The background to this is the participation of the co-chair of the Democratic Regions Party (DBP) in the "Great March to Gemlik" for the lifting of the isolation of Abdullah Öcalan in Istanbul. The Ankara Chief Public Prosecutor's Office accuses the 49-year-old politician of "resisting state authority" at the demonstration in June and violating the Turkish law on assemblies. The MP sees the threat of prosecution as a targeted action against her party as well as the HDP and described the event as a "state-orchestrated criminalisation campaign" to justify a possible dissolution before the presidential and parliamentary elections.

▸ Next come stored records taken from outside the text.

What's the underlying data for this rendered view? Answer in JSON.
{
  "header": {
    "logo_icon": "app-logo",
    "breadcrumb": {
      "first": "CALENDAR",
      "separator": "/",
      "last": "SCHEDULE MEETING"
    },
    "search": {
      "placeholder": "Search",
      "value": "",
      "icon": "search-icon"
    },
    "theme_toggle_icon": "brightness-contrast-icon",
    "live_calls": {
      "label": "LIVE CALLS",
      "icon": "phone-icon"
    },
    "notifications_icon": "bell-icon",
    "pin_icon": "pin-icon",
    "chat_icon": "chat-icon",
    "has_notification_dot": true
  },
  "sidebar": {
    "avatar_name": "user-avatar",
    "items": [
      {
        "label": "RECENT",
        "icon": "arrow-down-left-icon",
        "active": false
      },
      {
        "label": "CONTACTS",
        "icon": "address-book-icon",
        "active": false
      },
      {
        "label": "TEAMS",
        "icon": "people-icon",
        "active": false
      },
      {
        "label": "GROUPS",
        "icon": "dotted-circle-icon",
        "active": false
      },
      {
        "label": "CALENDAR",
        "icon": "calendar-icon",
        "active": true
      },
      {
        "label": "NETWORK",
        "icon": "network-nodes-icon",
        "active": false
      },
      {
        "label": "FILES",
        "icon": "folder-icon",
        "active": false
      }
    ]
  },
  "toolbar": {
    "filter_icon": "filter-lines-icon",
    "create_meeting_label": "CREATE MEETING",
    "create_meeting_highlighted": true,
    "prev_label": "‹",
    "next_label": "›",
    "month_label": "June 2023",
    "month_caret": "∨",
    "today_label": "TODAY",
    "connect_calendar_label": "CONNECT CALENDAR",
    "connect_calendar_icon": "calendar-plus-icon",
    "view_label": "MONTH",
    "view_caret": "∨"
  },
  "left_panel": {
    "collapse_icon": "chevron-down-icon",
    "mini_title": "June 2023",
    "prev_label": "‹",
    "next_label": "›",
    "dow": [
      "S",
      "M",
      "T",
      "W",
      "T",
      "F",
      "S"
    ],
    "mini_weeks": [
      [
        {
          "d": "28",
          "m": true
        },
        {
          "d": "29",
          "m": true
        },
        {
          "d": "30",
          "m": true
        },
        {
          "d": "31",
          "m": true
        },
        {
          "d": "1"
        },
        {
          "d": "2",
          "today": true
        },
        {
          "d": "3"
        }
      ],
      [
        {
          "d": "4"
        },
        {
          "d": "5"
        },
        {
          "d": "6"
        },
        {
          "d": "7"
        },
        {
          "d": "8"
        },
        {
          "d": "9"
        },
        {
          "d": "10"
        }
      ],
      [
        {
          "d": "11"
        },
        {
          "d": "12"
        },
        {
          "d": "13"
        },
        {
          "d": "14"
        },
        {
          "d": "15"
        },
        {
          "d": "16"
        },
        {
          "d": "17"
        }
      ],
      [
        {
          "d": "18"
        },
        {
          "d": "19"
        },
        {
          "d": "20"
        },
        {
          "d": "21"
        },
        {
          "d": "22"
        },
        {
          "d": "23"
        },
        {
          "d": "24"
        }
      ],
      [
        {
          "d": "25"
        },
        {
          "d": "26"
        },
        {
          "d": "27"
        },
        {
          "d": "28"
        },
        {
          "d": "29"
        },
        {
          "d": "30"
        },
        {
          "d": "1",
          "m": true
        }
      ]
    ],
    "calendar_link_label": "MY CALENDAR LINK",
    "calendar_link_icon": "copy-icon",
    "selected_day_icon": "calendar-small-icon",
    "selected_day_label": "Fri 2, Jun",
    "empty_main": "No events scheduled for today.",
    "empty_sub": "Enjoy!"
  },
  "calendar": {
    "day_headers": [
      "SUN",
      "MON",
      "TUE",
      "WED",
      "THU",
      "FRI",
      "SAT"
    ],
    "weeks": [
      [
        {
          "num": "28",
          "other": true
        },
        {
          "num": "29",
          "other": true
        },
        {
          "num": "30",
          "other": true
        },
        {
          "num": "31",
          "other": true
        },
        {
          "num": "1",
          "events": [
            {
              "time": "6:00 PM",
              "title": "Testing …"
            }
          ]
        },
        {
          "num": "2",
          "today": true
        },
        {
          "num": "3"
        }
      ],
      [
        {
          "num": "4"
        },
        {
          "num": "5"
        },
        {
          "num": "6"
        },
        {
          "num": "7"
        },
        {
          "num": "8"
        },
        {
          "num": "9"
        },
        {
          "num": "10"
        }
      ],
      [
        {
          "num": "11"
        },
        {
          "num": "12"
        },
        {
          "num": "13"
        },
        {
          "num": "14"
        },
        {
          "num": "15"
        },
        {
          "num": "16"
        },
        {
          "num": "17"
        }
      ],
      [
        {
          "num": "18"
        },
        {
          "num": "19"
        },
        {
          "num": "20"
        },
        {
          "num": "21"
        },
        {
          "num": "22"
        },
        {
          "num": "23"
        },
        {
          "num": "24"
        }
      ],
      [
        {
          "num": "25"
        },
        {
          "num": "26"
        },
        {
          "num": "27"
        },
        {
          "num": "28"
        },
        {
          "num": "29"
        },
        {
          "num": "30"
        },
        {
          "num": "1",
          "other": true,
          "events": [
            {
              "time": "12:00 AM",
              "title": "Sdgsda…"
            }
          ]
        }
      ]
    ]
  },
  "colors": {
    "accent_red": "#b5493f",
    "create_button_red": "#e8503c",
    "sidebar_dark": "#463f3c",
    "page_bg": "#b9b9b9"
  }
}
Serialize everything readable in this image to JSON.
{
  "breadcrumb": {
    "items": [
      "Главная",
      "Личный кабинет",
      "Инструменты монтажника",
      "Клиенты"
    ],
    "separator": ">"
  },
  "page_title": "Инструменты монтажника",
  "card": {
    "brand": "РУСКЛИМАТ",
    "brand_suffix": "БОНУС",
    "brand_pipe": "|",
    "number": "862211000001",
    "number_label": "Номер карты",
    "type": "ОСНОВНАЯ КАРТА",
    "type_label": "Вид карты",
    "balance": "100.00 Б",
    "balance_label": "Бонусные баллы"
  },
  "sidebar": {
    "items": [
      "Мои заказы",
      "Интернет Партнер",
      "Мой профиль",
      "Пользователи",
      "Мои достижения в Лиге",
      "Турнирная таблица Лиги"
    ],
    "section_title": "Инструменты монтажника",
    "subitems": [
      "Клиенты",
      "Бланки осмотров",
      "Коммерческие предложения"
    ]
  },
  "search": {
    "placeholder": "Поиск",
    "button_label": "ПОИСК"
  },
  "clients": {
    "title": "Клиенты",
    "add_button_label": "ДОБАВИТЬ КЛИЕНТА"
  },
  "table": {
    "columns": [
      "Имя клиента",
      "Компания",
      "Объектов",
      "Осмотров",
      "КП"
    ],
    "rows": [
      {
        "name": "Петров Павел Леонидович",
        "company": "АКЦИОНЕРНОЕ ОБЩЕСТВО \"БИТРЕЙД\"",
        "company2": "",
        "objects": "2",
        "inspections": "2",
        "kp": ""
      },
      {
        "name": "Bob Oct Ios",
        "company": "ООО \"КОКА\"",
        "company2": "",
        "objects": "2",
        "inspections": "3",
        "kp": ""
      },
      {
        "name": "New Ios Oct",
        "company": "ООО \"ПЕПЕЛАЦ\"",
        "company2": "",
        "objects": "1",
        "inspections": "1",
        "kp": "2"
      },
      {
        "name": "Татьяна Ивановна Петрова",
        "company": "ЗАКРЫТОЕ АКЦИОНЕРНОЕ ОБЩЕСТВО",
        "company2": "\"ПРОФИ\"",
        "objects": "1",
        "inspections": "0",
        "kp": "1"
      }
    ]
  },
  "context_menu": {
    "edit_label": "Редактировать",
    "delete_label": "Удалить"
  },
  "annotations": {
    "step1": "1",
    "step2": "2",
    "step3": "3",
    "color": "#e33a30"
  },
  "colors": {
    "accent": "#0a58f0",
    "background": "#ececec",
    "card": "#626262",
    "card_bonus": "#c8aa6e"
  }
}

"Politically motivated and legally unjustifiable"
HDP MP Abdullah Koç expressed similar views at today's committee meeting. He said that the procedure to lift Saliha Aydeniz's immunity was politically motivated and legally unjustifiable. "The recordings of the ill-treatment of the MPs have not been included in the file. The Assembly Act has been shelved and the relevant rulings of the Constitutional Court and the European Court of Human Rights have been ignored. We have seen once again that fundamental democratic rights have been abrogated in Turkey and that parliamentary immunity does not apply to all MPs. Our struggle continues, we will continue to raise the illegality of the action," Koç said.
CHP (Republican People’s Party) MP Rafet Zeybek also voted against the lifting of Saliha Aydeniz's immunity. The case will now be handed over to another committee, where Aydeniz will formally have another chance to defend herself. After that, a decision will be made in parliament.
Withdrawal of immunity for "prevention of terrorism”
In May 2016, the Turkish parliament approved a constitutional amendment initiated by Erdoğan's Islamist AKP party to "prevent terrorism", thus paving the way for the prosecution of MPs. At the time, a total of 154 members of parliament were affected by the withdrawal of immunity, more than a third of them MPs from the Peoples' Democratic Party (HDP). Immediately after the constitutional amendment, numerous investigations were initiated against members of the opposition. The wave of repression unleashed culminated in the arrest of ten HDP MPs, including the then co-chairs Figen Yüksekdağ and Selahattin Demirtaş, on 4 November 2016. The latest case of parliamentary immunity being withdrawn by the Turkish National Assembly occurred at the beginning of March when HDP MP Semra Güzel was affected. The 38-year-old, who is a trained doctor, is accused of PKK membership, among other things. The starting point is photos showing Güzel with her former fiancé, a guerrilla fighter who was later killed by a Turkish air strike.